As for the food, "it was something to make you appreciate home cooking and make you want to get back home."
On his last evening in jail, Allen said he preached about obeying the Ten Commandments. "I was an eyewitness there to them using profanity and using God's name in vain," he said ruefully.
Allen was released from jail late Friday night. His wife, Trina, and close friends picked him up. He said he was eager to see his children, but instead of going straight home, he and the others went to an ailing church member's house to lift her spirits, Allen said.
In all, Allen and his wife have seven children, including five from her previous marriage. "They've been swarming around me all morning," Allen said.
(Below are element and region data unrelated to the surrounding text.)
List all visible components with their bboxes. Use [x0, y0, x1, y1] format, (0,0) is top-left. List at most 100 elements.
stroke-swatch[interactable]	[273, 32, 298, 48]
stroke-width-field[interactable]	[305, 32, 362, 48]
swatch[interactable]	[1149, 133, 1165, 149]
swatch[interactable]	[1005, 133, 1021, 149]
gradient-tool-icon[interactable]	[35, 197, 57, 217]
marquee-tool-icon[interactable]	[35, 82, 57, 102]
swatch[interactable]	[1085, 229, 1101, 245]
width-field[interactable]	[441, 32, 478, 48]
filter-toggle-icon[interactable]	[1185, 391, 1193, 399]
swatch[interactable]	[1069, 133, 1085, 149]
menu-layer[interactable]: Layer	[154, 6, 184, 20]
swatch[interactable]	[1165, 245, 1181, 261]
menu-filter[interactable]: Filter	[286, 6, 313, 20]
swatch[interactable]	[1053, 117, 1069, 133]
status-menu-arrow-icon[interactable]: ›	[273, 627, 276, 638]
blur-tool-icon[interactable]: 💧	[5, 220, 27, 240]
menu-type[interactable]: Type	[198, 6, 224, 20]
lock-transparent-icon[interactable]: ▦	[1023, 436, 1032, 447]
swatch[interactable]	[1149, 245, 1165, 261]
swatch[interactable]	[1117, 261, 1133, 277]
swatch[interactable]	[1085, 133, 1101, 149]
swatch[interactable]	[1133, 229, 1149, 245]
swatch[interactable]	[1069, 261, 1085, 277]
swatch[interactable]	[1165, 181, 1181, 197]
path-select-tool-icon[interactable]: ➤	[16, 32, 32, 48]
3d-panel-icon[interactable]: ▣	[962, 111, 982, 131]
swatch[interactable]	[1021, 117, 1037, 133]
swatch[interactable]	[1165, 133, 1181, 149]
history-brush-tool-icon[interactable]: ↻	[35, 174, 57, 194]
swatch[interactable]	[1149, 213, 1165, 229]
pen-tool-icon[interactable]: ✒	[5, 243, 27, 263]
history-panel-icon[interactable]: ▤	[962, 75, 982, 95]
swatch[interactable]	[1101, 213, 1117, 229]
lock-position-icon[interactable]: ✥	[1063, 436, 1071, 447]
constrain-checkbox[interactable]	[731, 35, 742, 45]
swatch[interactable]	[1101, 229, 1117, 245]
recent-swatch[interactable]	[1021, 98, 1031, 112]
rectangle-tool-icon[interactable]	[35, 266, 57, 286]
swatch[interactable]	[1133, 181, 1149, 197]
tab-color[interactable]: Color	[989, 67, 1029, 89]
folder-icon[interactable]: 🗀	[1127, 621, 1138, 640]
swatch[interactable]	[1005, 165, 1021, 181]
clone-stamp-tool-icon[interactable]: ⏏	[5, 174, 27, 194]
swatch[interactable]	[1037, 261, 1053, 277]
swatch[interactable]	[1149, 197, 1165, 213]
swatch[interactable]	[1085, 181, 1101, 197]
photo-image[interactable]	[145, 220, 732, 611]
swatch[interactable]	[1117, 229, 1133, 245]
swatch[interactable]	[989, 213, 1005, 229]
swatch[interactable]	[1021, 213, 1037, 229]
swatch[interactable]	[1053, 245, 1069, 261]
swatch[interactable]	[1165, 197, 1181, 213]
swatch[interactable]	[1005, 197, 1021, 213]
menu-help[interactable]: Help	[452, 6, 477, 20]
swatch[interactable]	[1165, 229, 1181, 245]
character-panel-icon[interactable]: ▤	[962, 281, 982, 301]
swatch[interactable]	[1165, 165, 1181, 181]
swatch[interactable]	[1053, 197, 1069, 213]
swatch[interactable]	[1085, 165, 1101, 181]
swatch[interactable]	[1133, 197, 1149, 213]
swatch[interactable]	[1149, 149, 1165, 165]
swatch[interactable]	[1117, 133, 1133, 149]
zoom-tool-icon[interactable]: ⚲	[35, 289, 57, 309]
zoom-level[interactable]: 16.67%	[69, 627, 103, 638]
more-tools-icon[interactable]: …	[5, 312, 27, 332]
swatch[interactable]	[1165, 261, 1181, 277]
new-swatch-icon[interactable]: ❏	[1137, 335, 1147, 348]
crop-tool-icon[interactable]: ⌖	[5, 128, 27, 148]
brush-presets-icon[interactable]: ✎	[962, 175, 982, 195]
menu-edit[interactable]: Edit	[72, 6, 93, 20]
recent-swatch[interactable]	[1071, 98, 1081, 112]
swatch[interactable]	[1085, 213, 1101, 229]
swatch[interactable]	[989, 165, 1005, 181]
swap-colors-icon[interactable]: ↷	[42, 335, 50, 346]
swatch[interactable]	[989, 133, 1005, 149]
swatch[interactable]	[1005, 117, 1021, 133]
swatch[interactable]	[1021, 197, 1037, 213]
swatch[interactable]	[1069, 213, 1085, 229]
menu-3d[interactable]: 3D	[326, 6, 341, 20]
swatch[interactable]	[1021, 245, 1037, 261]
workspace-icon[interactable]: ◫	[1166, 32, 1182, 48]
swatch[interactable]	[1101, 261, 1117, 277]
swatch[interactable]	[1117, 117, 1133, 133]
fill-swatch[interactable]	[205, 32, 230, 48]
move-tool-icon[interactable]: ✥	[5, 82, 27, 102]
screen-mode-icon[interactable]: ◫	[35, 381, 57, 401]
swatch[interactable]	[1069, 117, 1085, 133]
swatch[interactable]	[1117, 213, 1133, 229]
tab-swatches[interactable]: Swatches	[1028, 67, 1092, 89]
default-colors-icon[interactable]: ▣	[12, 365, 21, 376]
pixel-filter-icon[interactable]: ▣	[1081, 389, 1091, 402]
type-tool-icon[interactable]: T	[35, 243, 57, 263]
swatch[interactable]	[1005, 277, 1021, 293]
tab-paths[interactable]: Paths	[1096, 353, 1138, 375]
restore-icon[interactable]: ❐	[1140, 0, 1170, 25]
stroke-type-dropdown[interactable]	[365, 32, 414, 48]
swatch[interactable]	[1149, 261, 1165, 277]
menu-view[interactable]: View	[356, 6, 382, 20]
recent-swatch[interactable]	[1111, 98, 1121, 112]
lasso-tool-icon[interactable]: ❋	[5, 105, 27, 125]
The jail wouldn't allow the children to visit him, he said, and he had feared his 2-year-old daughter would forget him.
"It's hard to find words to describe it, being here with my wife, being able to hold her, and not having to look at her through a screen, and to hold my baby and the other children," Allen said.
While Allen was away, a deputy from the jail who's a preacher filled in for him at the House of Prayer, Allen said. He wouldn't name the deputy, saying he didn't want to cause him any trouble.
Allen planned to be reunited with his congregation of about 130 today, when he resumes preaching at the church on Hollywood Road.
"I'm going to preach the Bible," he said.